Tremendous post, Shiao! Thanks for you faithful use of the Word and for sharing such a well-written article.

This reminds me of the words of theologian John Frame: It is true, of course, that people sometimes ‘follow their feelings,’ rather than thinking responsibly. But it is also the case that people sometimes follow rationalistic schemes that run contrary to what they know in their ‘guts’ (feelings) to be true. God gives us multiple faculties to serve as a sort of internal system of checks and balances. Sometimes reason saves us from emotional craziness, but emotions can also check the extravagant pretenses of reason. In our tradition, which idol have we tended to worship?

While I am sympathetic to the writer's premise, I am also familier with JI Packer's work and have to say I wonder if he has actually read the book? While Packer certainly holds "experiential" views, he hold an objective, rather than subjective view, well within the Reformed tradition of the Puritans, for example.
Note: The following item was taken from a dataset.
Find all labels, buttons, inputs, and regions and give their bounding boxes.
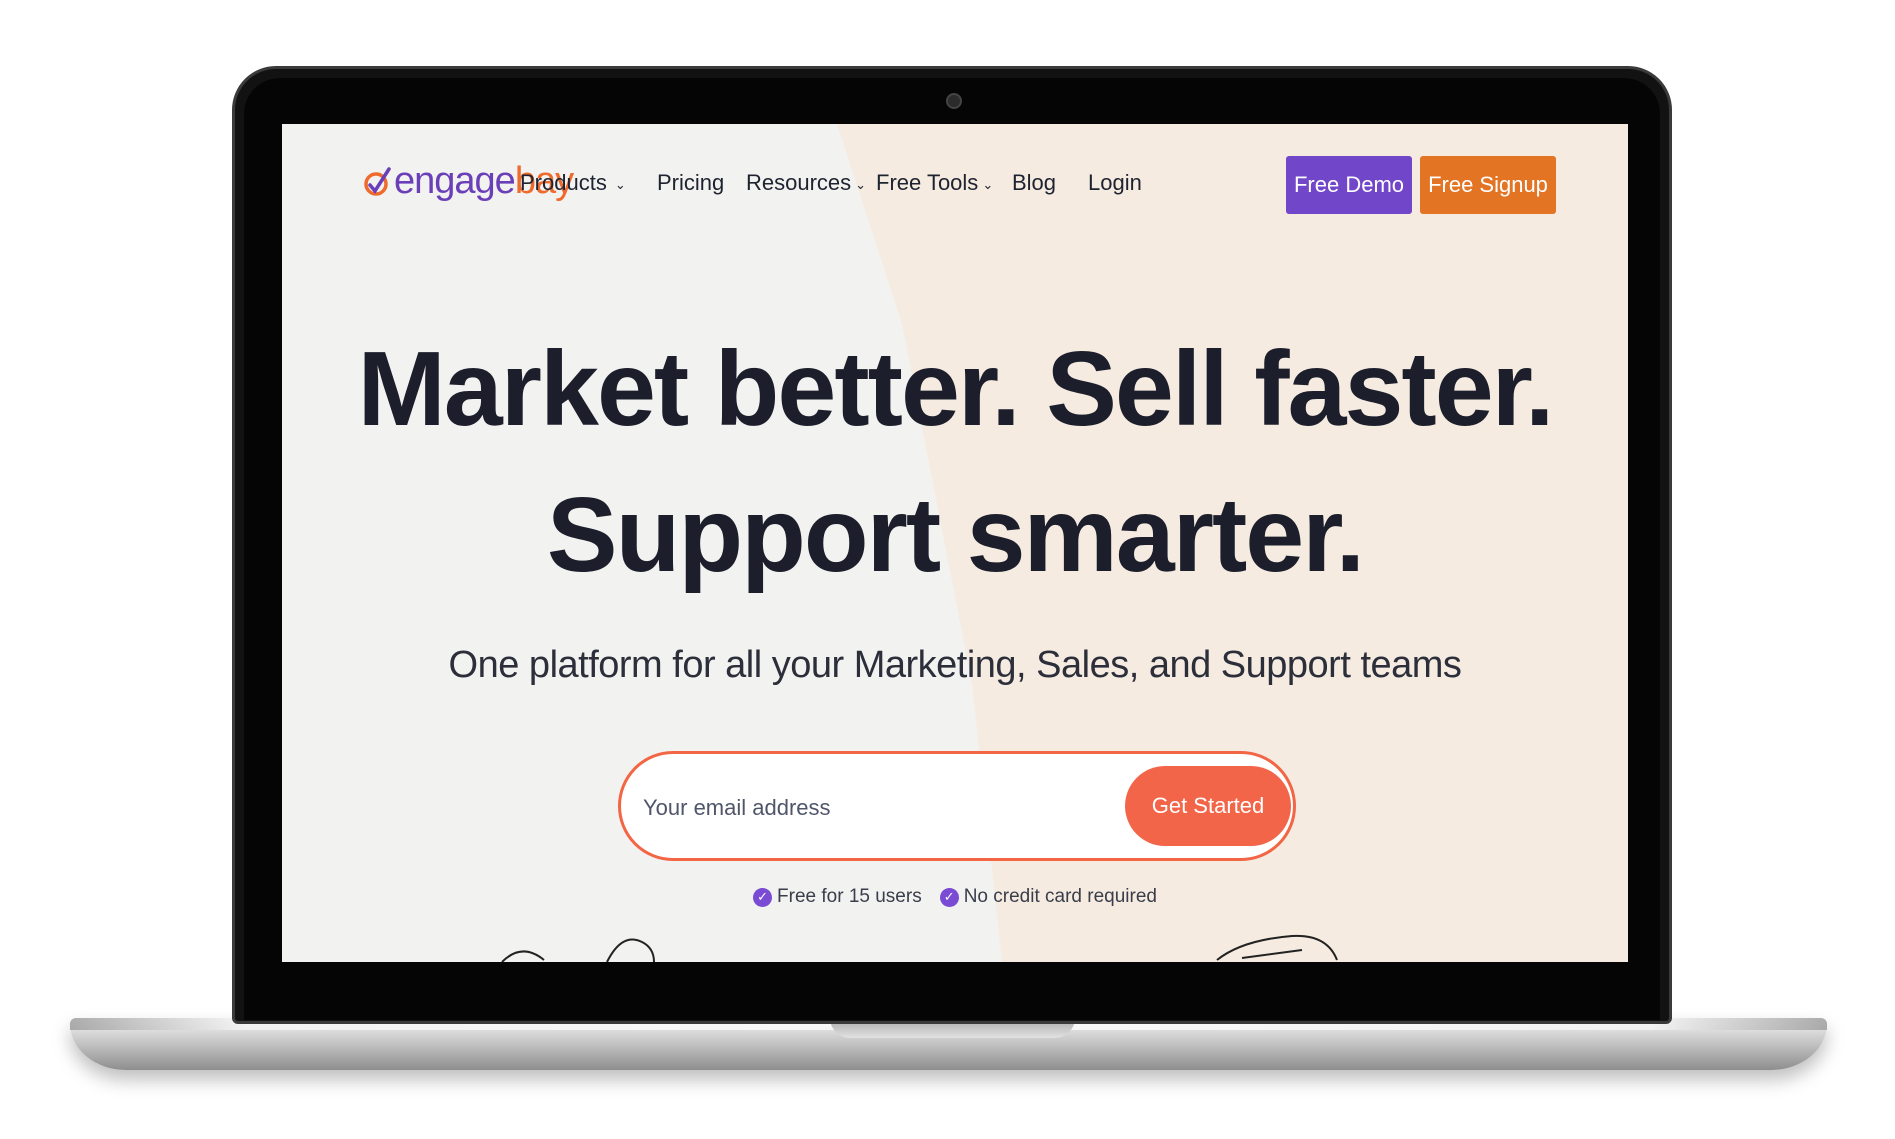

This is a really good article.  It is always difficult to figure out whether "thinking" starts and ends and "feeling" starts and ends (for illustration, see Jeff Brower's statement "... know in their 'guts' (feelings) to be true" - huh?), but still, I too agree we have generally over-corrected (especially in the CRCNA in the past couple of decades), sometimes to the point where some see "thinking" as just not very nice to others (when the thinking leads to conclusions that don't "affirm" everyone) and so to be a bit discouraged.

And like Kirk, I too did not read Packer's Knowing God as an example of minimizing thinking.

Finally got around to reading this... Excellent piece! Thank you Shaio Chong!